慶應義塾

つながる歴史へ

執筆者プロフィール

  • 太田 淳

    社会学研究科 社会学専攻 教授

    太田 淳

    社会学研究科 社会学専攻 教授

私は18-20世紀インドネシアを中心に様々な角度からの歴史研究を試みていますが、一貫して「つながる歴史」を描こうとしてきました。「つながる」というのは、それまで一つの社会や一つのシステムと見なされていたものの内部要素が、様々な経路を通じて結びつくダイナミクスと捉えられます。私たちは習慣的に一定の社会やシステムといった枠組で世界を観察する傾向がありますが、人間や人間社会はそれらを超えてつながる力を持つことを見出したいのです。博士論文から取り組んだ西ジャワのバンテンという地域の研究では、オランダ東インド会社による支配が進行する中で、地域社会の有力者が商品作物(主に胡椒)の栽培を強制する会社の制度を利用して自らの影響力を強めたこと、胡椒生産者は作物を地域有力者でなく外部の民間商人に売却して海外市場とつながったことなどを論じました。

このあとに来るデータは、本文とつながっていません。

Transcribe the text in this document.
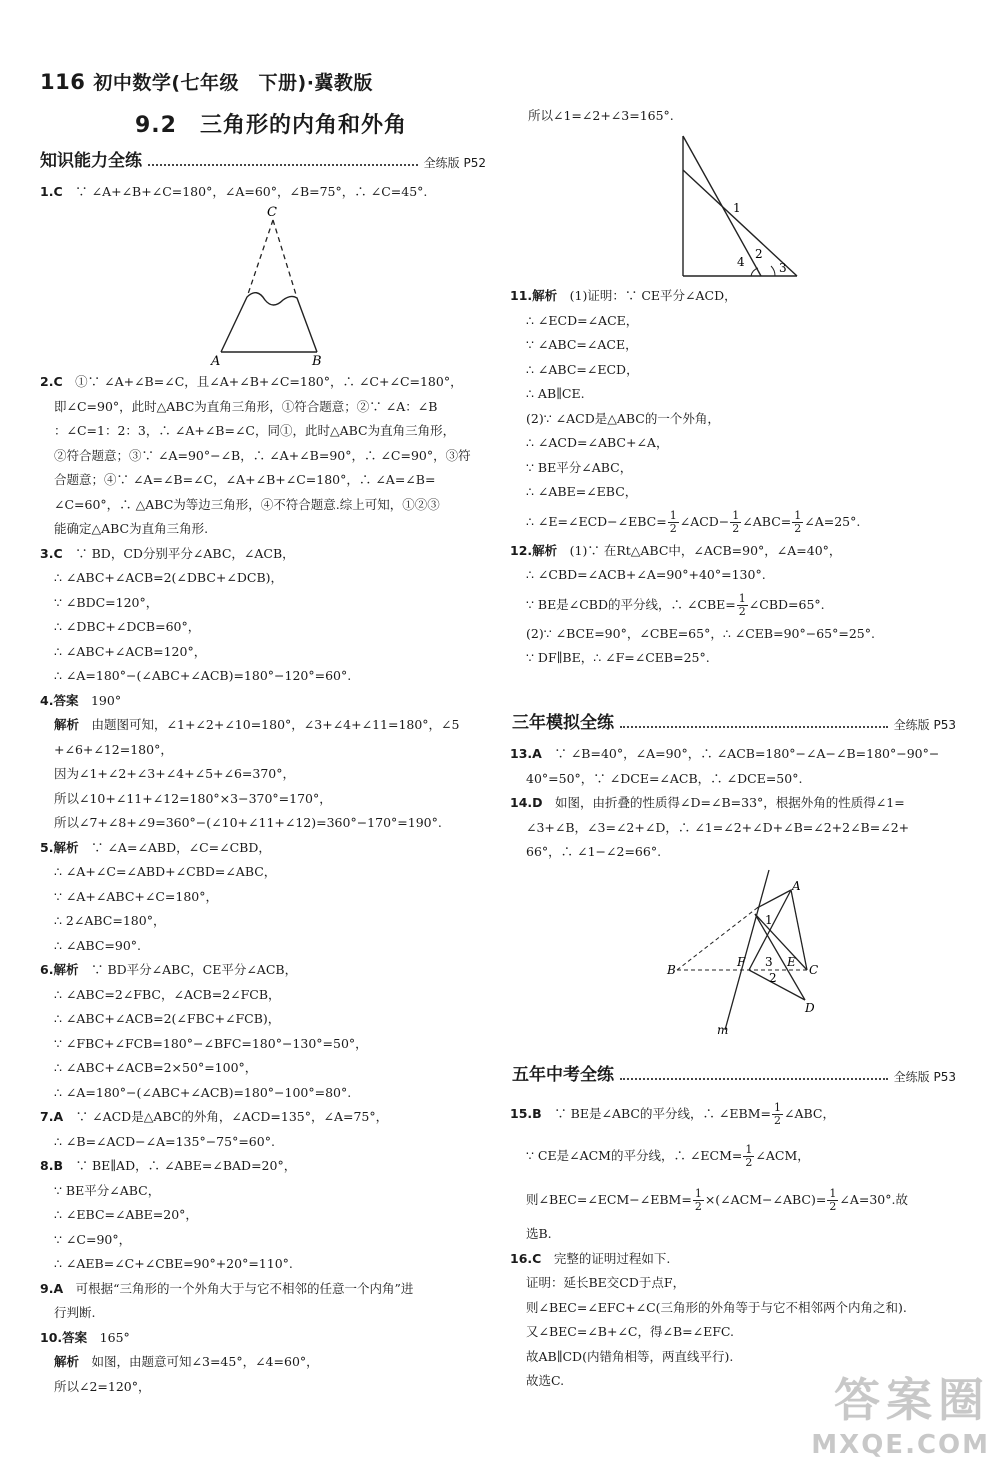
116 初中数学(七年级　下册)·冀教版
9.2　三角形的内角和外角
知识能力全练	全练版 P52
1.C　 ∵ ∠A+∠B+∠C=180°，∠A=60°，∠B=75°，∴ ∠C=45°.
C
A	B
2.C　 ①∵ ∠A+∠B=∠C，且∠A+∠B+∠C=180°，∴ ∠C+∠C=180°，
即∠C=90°，此时△ABC为直角三角形，①符合题意；②∵ ∠A：∠B
：∠C=1：2：3，∴ ∠A+∠B=∠C，同①，此时△ABC为直角三角形，
②符合题意；③∵ ∠A=90°−∠B，∴ ∠A+∠B=90°，∴ ∠C=90°，③符
合题意；④∵ ∠A=∠B=∠C，∠A+∠B+∠C=180°，∴ ∠A=∠B=
∠C=60°，∴ △ABC为等边三角形，④不符合题意.综上可知，①②③
能确定△ABC为直角三角形.
3.C　 ∵ BD，CD分别平分∠ABC，∠ACB，
∴ ∠ABC+∠ACB=2(∠DBC+∠DCB)，
∵ ∠BDC=120°，
∴ ∠DBC+∠DCB=60°，
∴ ∠ABC+∠ACB=120°，
∴ ∠A=180°−(∠ABC+∠ACB)=180°−120°=60°.
4.答案　 190°
解析　 由题图可知，∠1+∠2+∠10=180°，∠3+∠4+∠11=180°，∠5
+∠6+∠12=180°，
因为∠1+∠2+∠3+∠4+∠5+∠6=370°，
所以∠10+∠11+∠12=180°×3−370°=170°，
所以∠7+∠8+∠9=360°−(∠10+∠11+∠12)=360°−170°=190°.
5.解析　 ∵ ∠A=∠ABD，∠C=∠CBD，
∴ ∠A+∠C=∠ABD+∠CBD=∠ABC，
∵ ∠A+∠ABC+∠C=180°，
∴ 2∠ABC=180°，
∴ ∠ABC=90°.
6.解析　 ∵ BD平分∠ABC，CE平分∠ACB，
∴ ∠ABC=2∠FBC，∠ACB=2∠FCB，
∴ ∠ABC+∠ACB=2(∠FBC+∠FCB)，
∵ ∠FBC+∠FCB=180°−∠BFC=180°−130°=50°，
∴ ∠ABC+∠ACB=2×50°=100°，
∴ ∠A=180°−(∠ABC+∠ACB)=180°−100°=80°.
7.A　 ∵ ∠ACD是△ABC的外角，∠ACD=135°，∠A=75°，
∴ ∠B=∠ACD−∠A=135°−75°=60°.
8.B　 ∵ BE∥AD，∴ ∠ABE=∠BAD=20°，
∵ BE平分∠ABC，
∴ ∠EBC=∠ABE=20°，
∵ ∠C=90°，
∴ ∠AEB=∠C+∠CBE=90°+20°=110°.
9.A　 可根据“三角形的一个外角大于与它不相邻的任意一个内角”进
行判断.
10.答案　 165°
解析　 如图，由题意可知∠3=45°，∠4=60°，
所以∠2=120°，
所以∠1=∠2+∠3=165°.
1
2
3
4
11.解析　 (1)证明：∵ CE平分∠ACD，
∴ ∠ECD=∠ACE，
∵ ∠ABC=∠ACE，
∴ ∠ABC=∠ECD，
∴ AB∥CE.
(2)∵ ∠ACD是△ABC的一个外角，
∴ ∠ACD=∠ABC+∠A，
∵ BE平分∠ABC，
∴ ∠ABE=∠EBC，
∴ ∠E=∠ECD−∠EBC= $\frac{1}{2}$ ∠ACD− $\frac{1}{2}$ ∠ABC= $\frac{1}{2}$ ∠A=25°.
12.解析　 (1)∵ 在Rt△ABC中，∠ACB=90°，∠A=40°，
∴ ∠CBD=∠ACB+∠A=90°+40°=130°.
∵ BE是∠CBD的平分线，∴ ∠CBE= $\frac{1}{2}$ ∠CBD=65°.
(2)∵ ∠BCE=90°，∠CBE=65°，∴ ∠CEB=90°−65°=25°.
∵ DF∥BE，∴ ∠F=∠CEB=25°.
三年模拟全练	全练版 P53
13.A　 ∵ ∠B=40°，∠A=90°，∴ ∠ACB=180°−∠A−∠B=180°−90°−
40°=50°，∵ ∠DCE=∠ACB，∴ ∠DCE=50°.
14.D　 如图，由折叠的性质得∠D=∠B=33°，根据外角的性质得∠1=
∠3+∠B，∠3=∠2+∠D，∴ ∠1=∠2+∠D+∠B=∠2+2∠B=∠2+
66°，∴ ∠1−∠2=66°.
A
1
B
F 3 E
C
2
D
m
五年中考全练	全练版 P53
15.B　 ∵ BE是∠ABC的平分线，∴ ∠EBM= $\frac{1}{2}$ ∠ABC，
∵ CE是∠ACM的平分线，∴ ∠ECM= $\frac{1}{2}$ ∠ACM，
则∠BEC=∠ECM−∠EBM= $\frac{1}{2}$ ×(∠ACM−∠ABC)= $\frac{1}{2}$ ∠A=30°.故
选B.
16.C　 完整的证明过程如下.
证明：延长BE交CD于点F，
则∠BEC=∠EFC+∠C(三角形的外角等于与它不相邻两个内角之和).
又∠BEC=∠B+∠C，得∠B=∠EFC.
故AB∥CD(内错角相等，两直线平行).
故选C.	答案圈
MXQE.COM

そうした民間商人の多くはマレー海域の海洋移民で、資料ではしばしば「密輸商人」や「海賊」と記されますが、彼らは異なる地域の需要と供給を結びつけました。この需要は、18世紀中国の経済発展地域で台頭した中間層の間で、胡椒やナマコや燕の巣などの外食や顕示的消費が増えたことから生まれ、東南アジアの生産地と中国経済がつながりました。私は海賊だけでなく社会の中心にいない人々が異なる経済や文化をつなげる働きに関心があり、女性や混血者の役割にも注目しています。最近では、様々な気候変動が人間の生業や社会構築に与えた影響に着目し、歴史気象学という自然科学的知見と社会経済史をつなげることにも取り組んでいます。